With such thoughts in mind, we would recommend that the Director of Education be asked to confer with the appropriate experts to see how far, and under what conditions, suitable courses of lectures could be provided for parents and prospective parents.

The Special Legislation of the 1954 Session

Following upon the presentation of the Mazengarb report the Government immediately took steps to give effect to those recommendations which called for special legislation. Three Bills were introduced, the first dealing with "indecent publications", the second dealing with child welfare, and the third with police offences.

In our order of reference we were directed to study these pieces of legislation and to report as to their efficacy and as to whether there were any specific amendments that were necessary or desirable.

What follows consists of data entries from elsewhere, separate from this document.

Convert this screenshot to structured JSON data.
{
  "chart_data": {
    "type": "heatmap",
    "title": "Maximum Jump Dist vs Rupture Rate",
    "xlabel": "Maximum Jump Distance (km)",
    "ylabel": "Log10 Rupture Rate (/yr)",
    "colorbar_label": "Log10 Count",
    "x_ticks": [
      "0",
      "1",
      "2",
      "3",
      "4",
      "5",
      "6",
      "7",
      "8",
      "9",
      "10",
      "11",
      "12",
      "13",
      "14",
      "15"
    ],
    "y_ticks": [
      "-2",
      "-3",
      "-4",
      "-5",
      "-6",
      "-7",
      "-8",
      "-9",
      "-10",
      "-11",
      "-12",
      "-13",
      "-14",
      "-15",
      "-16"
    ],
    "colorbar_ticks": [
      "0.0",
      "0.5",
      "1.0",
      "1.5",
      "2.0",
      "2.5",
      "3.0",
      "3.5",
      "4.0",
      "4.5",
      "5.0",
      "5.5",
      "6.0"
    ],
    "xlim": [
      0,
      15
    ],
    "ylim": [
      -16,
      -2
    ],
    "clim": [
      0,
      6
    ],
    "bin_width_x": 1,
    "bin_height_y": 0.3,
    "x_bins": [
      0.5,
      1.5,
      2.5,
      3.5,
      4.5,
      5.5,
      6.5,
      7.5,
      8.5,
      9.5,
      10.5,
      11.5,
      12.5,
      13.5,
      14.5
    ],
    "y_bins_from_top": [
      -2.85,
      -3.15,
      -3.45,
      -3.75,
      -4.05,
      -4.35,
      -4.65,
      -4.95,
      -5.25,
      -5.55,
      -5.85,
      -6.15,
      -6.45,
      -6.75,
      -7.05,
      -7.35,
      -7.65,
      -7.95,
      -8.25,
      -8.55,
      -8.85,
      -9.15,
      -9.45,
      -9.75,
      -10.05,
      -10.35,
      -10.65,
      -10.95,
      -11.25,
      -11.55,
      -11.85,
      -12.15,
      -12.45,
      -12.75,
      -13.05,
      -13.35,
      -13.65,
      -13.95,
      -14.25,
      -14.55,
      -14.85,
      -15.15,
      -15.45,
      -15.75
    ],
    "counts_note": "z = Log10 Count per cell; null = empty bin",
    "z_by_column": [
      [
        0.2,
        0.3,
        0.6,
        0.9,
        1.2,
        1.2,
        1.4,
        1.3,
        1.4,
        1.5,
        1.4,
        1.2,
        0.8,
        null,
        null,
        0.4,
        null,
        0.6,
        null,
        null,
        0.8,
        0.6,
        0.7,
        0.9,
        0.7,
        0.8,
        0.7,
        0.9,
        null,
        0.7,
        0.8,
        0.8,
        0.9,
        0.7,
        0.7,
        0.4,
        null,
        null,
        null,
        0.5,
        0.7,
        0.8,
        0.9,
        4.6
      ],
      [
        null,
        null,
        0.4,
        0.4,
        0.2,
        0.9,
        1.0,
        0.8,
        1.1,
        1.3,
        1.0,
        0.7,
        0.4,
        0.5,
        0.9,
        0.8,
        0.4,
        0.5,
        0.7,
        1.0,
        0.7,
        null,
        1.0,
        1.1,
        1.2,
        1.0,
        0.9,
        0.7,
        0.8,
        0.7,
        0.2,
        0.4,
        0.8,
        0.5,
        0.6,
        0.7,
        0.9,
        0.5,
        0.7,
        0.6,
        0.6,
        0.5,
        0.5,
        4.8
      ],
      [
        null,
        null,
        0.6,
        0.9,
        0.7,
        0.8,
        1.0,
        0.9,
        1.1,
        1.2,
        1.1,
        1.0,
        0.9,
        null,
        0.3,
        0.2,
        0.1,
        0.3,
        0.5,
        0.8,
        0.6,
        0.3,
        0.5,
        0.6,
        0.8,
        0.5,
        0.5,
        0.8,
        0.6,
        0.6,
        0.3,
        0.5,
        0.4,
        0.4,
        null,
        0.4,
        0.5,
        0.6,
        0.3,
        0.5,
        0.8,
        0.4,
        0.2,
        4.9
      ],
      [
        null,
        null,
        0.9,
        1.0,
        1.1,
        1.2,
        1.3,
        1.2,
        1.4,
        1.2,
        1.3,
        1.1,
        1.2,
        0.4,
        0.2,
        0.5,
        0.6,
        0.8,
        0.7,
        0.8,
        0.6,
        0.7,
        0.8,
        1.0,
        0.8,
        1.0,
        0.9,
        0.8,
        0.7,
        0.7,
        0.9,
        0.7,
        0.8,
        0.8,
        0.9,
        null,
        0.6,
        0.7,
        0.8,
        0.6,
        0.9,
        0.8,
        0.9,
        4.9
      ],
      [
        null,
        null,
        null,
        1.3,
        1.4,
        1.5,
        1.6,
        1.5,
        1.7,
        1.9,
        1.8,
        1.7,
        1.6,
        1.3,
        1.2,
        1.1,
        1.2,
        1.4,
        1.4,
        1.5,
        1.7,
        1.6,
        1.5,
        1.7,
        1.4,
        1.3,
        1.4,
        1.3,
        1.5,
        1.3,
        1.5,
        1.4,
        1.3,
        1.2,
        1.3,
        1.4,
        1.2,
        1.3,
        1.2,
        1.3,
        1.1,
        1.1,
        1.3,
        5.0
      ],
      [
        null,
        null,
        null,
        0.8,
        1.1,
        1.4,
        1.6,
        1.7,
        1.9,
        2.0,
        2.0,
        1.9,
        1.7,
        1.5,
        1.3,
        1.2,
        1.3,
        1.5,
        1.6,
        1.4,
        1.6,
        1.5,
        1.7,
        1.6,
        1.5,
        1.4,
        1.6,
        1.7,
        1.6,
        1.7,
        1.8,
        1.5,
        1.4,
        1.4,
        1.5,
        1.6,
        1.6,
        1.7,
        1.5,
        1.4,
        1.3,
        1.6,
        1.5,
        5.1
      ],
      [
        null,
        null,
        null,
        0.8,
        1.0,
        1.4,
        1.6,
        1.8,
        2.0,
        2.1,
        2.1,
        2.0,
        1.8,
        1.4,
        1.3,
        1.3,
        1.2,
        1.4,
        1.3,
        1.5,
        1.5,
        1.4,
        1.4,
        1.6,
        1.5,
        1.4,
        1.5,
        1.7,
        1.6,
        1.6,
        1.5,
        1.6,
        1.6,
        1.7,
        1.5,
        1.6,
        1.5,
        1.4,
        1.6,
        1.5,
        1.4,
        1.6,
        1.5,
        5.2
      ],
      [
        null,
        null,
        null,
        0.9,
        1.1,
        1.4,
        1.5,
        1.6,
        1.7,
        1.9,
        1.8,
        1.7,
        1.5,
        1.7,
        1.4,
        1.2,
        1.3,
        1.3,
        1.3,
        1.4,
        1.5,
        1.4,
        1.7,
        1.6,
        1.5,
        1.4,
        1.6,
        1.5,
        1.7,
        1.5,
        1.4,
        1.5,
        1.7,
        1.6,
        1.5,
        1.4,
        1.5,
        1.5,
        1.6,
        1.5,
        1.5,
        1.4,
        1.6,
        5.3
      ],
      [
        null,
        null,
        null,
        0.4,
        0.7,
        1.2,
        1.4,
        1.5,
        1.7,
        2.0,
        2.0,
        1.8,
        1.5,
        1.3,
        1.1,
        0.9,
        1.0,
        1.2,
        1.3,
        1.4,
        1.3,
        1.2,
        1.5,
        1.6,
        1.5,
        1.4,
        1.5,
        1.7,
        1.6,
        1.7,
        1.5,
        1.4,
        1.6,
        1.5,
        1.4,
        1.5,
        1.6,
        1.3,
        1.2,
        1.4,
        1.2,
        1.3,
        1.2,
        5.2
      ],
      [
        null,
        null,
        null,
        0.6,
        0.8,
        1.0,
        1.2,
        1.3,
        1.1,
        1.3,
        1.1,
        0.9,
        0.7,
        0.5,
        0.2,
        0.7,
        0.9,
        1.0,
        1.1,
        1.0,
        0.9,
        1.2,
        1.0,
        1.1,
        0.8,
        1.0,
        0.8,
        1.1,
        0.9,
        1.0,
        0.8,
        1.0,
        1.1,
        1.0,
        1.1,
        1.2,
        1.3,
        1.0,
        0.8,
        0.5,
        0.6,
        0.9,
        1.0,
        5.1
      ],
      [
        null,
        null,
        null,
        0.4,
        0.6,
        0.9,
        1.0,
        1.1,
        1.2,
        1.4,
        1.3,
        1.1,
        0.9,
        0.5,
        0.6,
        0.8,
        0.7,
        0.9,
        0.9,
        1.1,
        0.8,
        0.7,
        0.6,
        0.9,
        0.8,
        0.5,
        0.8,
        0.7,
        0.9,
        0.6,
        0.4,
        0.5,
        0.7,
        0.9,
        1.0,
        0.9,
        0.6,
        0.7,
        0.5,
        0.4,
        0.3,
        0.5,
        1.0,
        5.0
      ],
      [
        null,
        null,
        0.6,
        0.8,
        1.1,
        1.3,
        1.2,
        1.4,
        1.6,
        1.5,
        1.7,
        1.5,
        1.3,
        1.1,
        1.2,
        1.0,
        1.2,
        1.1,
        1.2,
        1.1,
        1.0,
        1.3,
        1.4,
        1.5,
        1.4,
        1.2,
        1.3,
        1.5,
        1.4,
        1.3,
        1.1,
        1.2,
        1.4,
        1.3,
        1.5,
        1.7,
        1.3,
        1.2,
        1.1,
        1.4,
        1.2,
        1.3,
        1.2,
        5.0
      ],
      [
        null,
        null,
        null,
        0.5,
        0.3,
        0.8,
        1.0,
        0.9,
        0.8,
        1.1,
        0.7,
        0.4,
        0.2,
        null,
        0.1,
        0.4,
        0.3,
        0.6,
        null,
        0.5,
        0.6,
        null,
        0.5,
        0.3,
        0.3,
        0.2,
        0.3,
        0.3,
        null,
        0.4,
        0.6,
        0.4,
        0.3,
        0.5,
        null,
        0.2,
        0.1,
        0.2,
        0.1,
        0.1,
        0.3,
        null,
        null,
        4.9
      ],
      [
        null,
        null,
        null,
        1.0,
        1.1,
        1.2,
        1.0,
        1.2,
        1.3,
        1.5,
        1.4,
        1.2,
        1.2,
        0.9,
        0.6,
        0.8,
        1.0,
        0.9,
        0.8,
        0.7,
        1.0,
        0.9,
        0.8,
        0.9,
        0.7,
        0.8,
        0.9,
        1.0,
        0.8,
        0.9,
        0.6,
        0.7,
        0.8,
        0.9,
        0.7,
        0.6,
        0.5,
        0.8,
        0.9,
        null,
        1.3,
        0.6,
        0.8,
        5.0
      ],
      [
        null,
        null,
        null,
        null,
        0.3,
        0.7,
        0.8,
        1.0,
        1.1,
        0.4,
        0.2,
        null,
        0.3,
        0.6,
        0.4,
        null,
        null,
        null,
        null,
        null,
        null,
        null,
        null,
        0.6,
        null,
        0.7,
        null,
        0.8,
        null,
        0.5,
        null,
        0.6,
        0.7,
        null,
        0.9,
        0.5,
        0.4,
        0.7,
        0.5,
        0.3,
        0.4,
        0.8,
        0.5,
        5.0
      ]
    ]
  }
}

In the preparation of this part of our report we have had the advice and much valued assistance of the Department of Justice. We deal here with the question of "publications". Our comments as to the Child Welfare Act appear elsewhere in this report. No comment is needed regarding the amendment to the Police Offences Act. First as to publications of a more or less objectionable character circulating in New Zealand.

We set out at some length some portions of the report submitted for our consideration by the Minister of Justice, the Hon. Mr Marshall. Inter alia, it is said:

I. Objectionable Publications in General

"Our survey of the book trade disclosed that there were three types of publication to which particular attention should be given—comics, certain crime stories, and nudist and other suggestive magazines.

(a) Comics: "These are the publications which have attracted most public attention, both here and overseas, and in particular the type of comic known as the 'crime' or 'horror' comic has come in for a great deal of severe criticism. It is true that reading of a mildly bloodthirsty nature directed at the juvenile market is no new thing. The comic books of today, however, are not those of a generation ago, nor are they at all similar to the comic strips now appearing in the newspapers. Many of them are full of matter which is brutal, horrifying, and sadistic, and although to a certain extent they are published for and read by adults of feeble mentality they are also available to children.

"The origin of this type of comic is the United States, but other countries have not been slow to follow suit. Large numbers of comics are reprinted in England and Australia from American plates. The interim report of the Kefauver Committee strongly indicts crime and horror comics and gives some revolting illustrations of their contents. Reports indicate that comics almost as bad were circulating in England before the introduction of legislation there. The nature of crime comics circulating in Canada was responsible for an Act passed there in 1949 prohibiting such comics.